May 12, 2004
Chlamydia can be cured with a single dose of oral antibiotics. However, most infected people do not know they have chlamydia because they have no symptoms. Women, who are more likely to suffer the STD's complications, will continue to get infected in large numbers unless men are diagnosed and treated as well, said Miller, an infectious disease specialist and epidemiologist at University of North Carolina-Chapel Hill.
Even with the availability of a urine test, "men do not routinely go for preventive health care," said Jonathan Zenilman, an STD expert at The Johns Hopkins University. Zenilman said it is unlikely that local health departments could afford to widen chlamydia screenings. But since it became a quality-of-care measure, managed-care plans have increased testing of young women, he said.
Gonorrhea, which is also detected by the same test, was found in fewer than one in 200 participants.
The disparity between white and black infection rates is due to access to screening and demographics, Miller theorized.

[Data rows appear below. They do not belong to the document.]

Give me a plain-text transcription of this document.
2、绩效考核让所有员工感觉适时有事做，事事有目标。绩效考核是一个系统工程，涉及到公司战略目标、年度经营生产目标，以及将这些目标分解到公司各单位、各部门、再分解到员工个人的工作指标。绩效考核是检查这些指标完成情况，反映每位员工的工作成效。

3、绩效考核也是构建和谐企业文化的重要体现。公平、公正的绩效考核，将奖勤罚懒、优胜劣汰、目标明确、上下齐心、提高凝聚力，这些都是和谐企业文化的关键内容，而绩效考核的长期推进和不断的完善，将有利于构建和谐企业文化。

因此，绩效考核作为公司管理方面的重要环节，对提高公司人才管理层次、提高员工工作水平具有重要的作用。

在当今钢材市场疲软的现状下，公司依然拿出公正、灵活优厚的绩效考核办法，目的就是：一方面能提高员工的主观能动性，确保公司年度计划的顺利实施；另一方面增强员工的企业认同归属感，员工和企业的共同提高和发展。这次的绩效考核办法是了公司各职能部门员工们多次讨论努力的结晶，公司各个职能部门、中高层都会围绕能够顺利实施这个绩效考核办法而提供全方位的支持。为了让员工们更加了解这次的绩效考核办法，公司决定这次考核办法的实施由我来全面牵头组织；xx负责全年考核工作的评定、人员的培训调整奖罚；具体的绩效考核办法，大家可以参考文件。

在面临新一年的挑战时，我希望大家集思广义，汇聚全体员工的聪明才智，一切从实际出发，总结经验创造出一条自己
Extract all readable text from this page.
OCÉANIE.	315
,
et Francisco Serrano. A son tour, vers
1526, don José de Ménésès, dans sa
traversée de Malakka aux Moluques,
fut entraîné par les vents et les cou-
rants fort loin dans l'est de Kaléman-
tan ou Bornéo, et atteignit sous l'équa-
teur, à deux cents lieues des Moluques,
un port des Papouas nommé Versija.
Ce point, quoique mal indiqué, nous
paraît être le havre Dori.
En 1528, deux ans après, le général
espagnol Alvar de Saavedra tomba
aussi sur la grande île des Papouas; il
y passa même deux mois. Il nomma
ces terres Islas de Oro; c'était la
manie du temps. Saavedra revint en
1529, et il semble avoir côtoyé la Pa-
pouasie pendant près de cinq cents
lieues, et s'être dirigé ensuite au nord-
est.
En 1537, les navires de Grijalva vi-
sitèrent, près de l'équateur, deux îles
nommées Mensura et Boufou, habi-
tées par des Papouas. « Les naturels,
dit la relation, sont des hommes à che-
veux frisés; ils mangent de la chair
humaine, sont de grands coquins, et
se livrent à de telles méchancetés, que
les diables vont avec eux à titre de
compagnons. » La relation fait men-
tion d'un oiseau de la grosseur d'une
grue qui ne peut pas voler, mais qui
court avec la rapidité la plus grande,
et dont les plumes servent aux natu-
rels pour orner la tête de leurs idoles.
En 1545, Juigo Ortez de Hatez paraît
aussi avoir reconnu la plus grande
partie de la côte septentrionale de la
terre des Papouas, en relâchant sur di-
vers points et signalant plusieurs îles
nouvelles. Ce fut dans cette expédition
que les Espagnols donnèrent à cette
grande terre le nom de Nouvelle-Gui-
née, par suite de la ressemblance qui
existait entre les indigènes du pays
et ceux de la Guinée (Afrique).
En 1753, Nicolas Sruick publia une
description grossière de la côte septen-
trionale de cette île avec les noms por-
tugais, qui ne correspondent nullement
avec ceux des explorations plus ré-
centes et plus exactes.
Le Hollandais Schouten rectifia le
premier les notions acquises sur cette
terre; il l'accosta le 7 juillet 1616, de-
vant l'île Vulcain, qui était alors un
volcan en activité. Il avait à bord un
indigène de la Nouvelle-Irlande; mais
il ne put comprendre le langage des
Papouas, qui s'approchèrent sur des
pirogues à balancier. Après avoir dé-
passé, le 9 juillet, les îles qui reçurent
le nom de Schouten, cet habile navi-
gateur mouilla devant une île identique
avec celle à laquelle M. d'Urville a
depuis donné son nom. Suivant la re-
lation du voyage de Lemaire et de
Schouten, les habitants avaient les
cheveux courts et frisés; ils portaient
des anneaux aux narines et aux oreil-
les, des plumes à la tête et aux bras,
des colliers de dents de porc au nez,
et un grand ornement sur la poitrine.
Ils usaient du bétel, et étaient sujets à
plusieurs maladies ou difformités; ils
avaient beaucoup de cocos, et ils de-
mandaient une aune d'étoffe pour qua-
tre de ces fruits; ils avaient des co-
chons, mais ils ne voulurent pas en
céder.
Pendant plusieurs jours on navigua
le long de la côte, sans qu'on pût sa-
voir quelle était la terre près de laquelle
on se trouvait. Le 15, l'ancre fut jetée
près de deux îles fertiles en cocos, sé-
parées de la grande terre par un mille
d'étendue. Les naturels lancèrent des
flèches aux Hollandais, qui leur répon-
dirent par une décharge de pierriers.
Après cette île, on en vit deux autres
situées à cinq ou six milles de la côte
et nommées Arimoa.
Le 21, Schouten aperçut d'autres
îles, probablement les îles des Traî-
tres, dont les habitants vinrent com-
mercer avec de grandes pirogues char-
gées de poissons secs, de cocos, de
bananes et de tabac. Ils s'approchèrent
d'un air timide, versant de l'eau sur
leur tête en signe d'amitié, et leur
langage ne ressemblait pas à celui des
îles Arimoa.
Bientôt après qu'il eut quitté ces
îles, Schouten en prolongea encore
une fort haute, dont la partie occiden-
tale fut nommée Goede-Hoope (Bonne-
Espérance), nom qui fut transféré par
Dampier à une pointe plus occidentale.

Blacks are less likely to get into the health-care system and are more likely to have sex with other blacks than whites, continuing the infection cycle, he said.
The chlamydia infection rate among men and women for the different racial groups was, respectively: 1.4 percent and 2.5 percent among whites; 7.2 percent and 4.4 percent among Latinos; 11.1 percent and 14 percent among blacks; 1.1 percent and 3.3 percent among Asian Americans; and 8 percent and 13.3 percent among Native Americans.
"Prevalence of Chlamydial and Gonococcal Infections Among Young Adults in the United States" was published in the Journal of the American Medical Association (2004;291(18):2229-2236).